F2pool contains 32.52 EH/s of hash power assigned to the network and the pool found 150 blocks out of the 1035 found in the past week. There are 15 known groups today that allocate SHA256 hash power towards the BTC chain and about 1.16% of the global hash rate is owned by unknown miners. Unknown mining entities or undercover miners control 2.6 EH/s and have seized 12 of the 1,035 blocks found this week.

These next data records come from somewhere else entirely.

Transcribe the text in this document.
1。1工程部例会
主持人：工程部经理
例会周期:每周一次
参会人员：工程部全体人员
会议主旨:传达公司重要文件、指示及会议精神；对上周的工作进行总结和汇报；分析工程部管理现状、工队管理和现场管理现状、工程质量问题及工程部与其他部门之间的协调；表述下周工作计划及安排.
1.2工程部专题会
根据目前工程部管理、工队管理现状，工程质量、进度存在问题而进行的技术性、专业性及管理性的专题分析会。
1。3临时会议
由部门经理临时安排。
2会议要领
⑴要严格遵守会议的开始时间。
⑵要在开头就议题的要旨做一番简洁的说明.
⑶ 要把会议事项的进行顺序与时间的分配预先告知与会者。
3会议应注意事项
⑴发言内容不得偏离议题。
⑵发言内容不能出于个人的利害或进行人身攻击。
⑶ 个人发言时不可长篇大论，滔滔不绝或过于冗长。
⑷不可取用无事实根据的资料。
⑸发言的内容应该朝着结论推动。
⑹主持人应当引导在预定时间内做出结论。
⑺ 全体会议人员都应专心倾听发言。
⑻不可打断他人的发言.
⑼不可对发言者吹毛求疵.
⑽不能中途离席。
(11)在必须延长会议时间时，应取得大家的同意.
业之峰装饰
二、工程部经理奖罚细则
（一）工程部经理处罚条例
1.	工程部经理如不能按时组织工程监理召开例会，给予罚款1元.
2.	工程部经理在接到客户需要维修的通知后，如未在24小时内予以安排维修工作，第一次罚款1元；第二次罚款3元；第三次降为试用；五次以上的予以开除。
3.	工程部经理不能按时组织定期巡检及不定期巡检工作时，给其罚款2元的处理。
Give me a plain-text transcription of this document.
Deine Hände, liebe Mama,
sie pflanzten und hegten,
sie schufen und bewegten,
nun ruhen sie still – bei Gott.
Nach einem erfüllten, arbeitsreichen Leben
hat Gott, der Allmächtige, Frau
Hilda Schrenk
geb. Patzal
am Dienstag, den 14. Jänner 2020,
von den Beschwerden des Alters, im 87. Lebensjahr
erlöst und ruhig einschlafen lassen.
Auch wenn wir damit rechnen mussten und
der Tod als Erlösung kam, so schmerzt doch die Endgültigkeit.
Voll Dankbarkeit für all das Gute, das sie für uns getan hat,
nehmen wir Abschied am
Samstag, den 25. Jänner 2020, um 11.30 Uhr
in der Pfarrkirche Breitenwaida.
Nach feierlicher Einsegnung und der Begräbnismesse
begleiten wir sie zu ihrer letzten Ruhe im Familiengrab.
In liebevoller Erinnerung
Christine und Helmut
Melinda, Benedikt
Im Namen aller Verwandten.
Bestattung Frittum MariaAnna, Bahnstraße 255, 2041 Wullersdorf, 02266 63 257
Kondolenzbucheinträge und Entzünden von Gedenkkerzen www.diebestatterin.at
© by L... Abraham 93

Although it has been a crazy week in the crypto space, bitcoin miners continue to do what they do best, which is constantly working to find as many blocks as possible. Today, the price of BTC is much lower than it was two weeks ago, and the increasing difficulty is making finding a block of BTC more difficult than ever. In the face of these factors, network hash rate remains high and BTC is much safer than it has ever been in the past 13 years.

Tags in this story

10.45%, 31.25 trillion, jump 5.56%, bitcoin hash rate, block time, BTC difficulty, BTC.com, Chinese miners, difficulty, difficulty adjustment, Exahash, USA Foundry, Hashpower, Hashrate, Mempool, mining difficulty, Operations Mining, Mining Pools, Network Difficulty, Hashrate in general, SHA256 Hashrate

What do you think about the hash rate remaining high while the bitcoin price is lower, and the difficulty of reaching an all-time high? Tell us what you think about these topics in the comments section below.

Jimmy Redman

Jamie Redman is the head of news at Bitcoin.com News and a technology financial journalist based in Florida. Redman has been an active member of the cryptocurrency community since 2011. He has a passion for Bitcoin, open source code, and decentralized applications. Since September 2015, Redman has written more than 5,000 articles for Bitcoin.com News about the disruptive protocols emerging today.